Event promoters, are you familiar with Regulation 105? This federal tax rule applies to contracts with an international artist in Canada.
Cultural events and festivals in Quebec include Canadian and international artists in order to present a diverse and competitive program. From a contractual stand point, signing a Canadian or international artist is essentially the same and involves negotiating the following: fees, equipment, accommodations, transportation, meals, etc. However, there is one difference for an international artist—the event promoter’s tax liability.

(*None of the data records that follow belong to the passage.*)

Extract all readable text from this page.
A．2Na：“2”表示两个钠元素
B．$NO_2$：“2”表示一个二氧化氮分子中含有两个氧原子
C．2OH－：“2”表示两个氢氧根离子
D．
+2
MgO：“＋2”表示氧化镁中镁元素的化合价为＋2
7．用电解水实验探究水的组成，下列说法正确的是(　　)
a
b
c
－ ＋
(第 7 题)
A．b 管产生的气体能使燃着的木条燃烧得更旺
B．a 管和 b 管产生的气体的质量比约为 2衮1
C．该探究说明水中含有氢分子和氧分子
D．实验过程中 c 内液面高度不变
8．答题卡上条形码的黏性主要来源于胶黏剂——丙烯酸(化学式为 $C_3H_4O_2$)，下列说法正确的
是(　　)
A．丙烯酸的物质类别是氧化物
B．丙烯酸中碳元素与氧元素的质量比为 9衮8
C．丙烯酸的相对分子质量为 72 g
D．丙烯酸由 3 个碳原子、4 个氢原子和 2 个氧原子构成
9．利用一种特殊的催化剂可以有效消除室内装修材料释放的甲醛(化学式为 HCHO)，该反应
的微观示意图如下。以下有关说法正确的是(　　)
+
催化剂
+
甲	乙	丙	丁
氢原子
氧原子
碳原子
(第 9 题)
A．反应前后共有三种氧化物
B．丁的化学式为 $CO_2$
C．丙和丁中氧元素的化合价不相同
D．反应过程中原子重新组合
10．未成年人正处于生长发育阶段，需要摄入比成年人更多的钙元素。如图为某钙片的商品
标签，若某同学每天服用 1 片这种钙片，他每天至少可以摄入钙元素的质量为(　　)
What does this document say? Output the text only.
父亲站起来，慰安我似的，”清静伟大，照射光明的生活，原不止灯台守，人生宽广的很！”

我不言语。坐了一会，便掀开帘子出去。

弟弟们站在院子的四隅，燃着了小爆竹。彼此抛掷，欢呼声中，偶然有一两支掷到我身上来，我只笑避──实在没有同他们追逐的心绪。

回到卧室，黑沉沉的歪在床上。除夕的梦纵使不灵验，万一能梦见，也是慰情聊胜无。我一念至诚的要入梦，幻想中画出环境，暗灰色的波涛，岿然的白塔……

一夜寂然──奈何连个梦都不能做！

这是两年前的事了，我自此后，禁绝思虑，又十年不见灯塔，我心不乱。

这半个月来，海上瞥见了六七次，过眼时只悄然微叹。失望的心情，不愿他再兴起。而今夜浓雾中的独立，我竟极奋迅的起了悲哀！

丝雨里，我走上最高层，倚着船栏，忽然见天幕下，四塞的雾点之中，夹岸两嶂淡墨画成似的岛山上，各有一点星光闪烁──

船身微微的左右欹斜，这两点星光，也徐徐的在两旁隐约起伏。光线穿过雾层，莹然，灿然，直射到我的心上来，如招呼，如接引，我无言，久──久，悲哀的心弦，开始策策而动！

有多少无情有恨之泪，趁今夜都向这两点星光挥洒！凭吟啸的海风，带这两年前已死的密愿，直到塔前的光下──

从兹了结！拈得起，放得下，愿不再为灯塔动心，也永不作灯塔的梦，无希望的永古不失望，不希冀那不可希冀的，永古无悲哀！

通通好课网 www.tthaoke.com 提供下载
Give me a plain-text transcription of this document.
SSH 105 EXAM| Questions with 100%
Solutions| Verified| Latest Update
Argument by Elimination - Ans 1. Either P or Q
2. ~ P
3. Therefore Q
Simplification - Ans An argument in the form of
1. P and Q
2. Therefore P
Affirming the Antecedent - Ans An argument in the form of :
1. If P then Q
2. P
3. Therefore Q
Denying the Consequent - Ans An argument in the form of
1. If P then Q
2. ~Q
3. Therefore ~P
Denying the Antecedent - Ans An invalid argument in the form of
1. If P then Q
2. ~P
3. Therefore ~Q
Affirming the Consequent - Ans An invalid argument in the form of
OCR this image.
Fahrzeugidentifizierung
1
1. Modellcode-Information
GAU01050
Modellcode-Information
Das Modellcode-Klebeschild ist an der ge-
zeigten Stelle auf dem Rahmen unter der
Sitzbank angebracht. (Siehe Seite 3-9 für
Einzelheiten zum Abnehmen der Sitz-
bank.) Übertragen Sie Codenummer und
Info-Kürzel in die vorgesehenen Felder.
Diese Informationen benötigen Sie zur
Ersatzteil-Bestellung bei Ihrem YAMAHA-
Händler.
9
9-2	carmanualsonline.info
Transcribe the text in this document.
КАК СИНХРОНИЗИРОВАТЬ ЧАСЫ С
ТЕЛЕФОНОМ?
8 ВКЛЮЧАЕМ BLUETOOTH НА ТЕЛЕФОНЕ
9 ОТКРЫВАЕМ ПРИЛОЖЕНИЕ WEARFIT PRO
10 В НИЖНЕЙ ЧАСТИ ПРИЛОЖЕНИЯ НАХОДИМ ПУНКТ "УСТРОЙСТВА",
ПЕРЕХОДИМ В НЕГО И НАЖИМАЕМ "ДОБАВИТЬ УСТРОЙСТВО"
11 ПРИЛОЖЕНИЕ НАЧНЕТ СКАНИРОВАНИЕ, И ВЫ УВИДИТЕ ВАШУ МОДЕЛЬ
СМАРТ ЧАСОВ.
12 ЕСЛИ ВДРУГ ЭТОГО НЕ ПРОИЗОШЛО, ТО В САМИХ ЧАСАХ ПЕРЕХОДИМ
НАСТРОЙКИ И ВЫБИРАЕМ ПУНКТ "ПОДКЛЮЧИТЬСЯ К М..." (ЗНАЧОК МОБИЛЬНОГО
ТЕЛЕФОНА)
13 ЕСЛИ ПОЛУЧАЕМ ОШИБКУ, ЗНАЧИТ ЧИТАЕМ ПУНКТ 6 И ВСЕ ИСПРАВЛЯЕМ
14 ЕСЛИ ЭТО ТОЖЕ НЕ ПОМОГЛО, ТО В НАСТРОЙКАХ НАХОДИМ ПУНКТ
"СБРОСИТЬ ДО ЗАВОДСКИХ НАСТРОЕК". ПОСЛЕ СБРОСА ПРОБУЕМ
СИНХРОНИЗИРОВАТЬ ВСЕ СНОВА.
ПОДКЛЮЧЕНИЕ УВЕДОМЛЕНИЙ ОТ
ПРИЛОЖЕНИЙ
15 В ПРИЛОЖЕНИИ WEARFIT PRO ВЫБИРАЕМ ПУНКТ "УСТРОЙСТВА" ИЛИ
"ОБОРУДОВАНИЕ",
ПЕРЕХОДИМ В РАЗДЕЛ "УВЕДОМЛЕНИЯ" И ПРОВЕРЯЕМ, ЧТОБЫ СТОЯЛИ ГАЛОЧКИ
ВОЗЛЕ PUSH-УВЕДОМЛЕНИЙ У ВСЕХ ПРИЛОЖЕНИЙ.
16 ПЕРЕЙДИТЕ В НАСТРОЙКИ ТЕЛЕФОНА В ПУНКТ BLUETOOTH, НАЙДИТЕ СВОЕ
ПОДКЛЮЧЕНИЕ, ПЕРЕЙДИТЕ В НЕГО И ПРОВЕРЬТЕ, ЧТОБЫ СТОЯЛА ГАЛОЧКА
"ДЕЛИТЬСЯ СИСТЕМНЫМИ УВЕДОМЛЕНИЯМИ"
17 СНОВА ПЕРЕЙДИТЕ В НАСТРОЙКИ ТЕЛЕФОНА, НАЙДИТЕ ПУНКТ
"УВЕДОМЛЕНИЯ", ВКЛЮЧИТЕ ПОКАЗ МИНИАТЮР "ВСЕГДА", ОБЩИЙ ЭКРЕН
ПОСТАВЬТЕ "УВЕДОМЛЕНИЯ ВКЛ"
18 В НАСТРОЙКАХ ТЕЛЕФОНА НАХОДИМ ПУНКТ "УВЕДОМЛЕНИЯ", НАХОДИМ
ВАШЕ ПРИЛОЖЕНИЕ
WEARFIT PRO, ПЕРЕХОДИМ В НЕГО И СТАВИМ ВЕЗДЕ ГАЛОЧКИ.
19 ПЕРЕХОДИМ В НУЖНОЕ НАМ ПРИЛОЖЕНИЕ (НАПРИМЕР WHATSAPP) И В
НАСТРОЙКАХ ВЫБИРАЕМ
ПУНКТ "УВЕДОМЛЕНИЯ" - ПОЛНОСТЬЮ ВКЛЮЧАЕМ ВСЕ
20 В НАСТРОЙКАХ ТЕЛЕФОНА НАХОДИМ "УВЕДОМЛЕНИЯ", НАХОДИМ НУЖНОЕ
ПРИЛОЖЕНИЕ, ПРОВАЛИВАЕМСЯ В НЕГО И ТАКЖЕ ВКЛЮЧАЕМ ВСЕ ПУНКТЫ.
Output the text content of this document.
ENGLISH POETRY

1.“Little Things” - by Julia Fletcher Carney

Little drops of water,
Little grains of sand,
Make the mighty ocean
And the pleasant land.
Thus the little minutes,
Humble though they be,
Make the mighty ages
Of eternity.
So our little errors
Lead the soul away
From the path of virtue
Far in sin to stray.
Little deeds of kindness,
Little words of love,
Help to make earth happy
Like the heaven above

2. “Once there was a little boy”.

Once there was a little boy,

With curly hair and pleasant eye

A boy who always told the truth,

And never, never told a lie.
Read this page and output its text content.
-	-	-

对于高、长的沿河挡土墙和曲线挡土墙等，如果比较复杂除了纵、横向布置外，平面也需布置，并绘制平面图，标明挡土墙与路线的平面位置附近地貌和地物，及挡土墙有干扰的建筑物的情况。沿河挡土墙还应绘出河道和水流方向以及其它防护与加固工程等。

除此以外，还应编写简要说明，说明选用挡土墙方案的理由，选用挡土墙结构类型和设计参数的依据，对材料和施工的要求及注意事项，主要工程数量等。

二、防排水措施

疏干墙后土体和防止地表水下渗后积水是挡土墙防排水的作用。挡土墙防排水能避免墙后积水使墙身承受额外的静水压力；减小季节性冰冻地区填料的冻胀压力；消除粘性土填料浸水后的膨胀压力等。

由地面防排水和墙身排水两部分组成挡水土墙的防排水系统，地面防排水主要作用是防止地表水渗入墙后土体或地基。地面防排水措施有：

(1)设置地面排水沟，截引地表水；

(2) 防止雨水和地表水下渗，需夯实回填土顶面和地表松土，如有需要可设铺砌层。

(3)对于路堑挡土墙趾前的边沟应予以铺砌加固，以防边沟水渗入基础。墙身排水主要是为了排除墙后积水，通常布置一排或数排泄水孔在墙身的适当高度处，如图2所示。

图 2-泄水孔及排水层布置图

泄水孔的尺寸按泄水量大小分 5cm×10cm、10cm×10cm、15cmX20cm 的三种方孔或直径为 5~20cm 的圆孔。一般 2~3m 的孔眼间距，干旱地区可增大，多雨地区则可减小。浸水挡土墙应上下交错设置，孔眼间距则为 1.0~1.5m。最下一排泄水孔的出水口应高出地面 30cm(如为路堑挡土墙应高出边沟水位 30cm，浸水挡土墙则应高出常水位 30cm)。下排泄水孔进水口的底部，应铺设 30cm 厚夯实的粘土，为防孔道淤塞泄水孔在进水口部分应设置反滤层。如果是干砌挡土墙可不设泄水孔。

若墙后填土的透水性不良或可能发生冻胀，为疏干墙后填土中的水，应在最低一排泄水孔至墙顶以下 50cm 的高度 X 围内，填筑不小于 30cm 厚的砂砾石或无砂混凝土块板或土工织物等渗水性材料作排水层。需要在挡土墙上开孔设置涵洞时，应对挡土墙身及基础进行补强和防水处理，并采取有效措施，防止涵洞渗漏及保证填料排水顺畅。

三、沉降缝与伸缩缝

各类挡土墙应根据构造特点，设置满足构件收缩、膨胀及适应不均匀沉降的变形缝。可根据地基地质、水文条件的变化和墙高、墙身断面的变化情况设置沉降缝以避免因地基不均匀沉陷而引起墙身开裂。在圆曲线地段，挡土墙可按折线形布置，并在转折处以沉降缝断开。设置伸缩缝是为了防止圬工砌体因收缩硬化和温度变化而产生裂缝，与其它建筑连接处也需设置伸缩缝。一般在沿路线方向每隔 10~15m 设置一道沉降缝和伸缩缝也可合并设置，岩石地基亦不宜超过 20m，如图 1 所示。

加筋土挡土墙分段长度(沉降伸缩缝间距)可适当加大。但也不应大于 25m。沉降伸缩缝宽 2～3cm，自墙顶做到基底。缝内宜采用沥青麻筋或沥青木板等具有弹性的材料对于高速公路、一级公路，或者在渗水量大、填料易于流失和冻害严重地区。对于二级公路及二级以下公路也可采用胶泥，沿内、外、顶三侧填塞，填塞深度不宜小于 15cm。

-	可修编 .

International artist’s fee instalments
A contract between an event promoter and an international artist to provide services in Canada for fees is covered by federal tax Regulation 105. Under this Regulation, the payer (event promoter) is required to withhold and remit an instalment equal to 15% of the fees paid to the non-resident (international artist) to the Canada Revenue Agency within a prescribed deadline. Furthermore, if the service is provided in Quebec, an additional amount of 9% must be withheld. To recover some or all of the withholding, the non-resident is required to file an income tax return in Canada.
This Regulation is simple to apply, however, failure to do so could cause problems for the payer, who could be liable for a penalty of 10% of the amounts to be remitted.
Streamlined procedure: prevention is better
Fortunately, the tax rules provide for relief mechanisms (waiver application) and a streamlined procedure for artists. It is to the benefit of any organization, from both an operational and financial perspective, to ensure proactive management of contracts that could be subject to Regulation 105. This simply requires that the application of Regulation 105 be determined at the time of signing a contract with a non-resident, making and remitting any withholding required or filing a waiver application.
Over the long term, failure to comply with Regulation 105 could prove to be expensive and time consuming for an organization’s directors. Whether they are making a voluntary disclosure or undergoing a tax audit, the directors will need to spend considerable time on this matter. Financially, these can be very costly situations. For example, it may be necessary to finance the unremitted payments (such as taxes, penalties or interest), depriving the organization of some of its operating budget.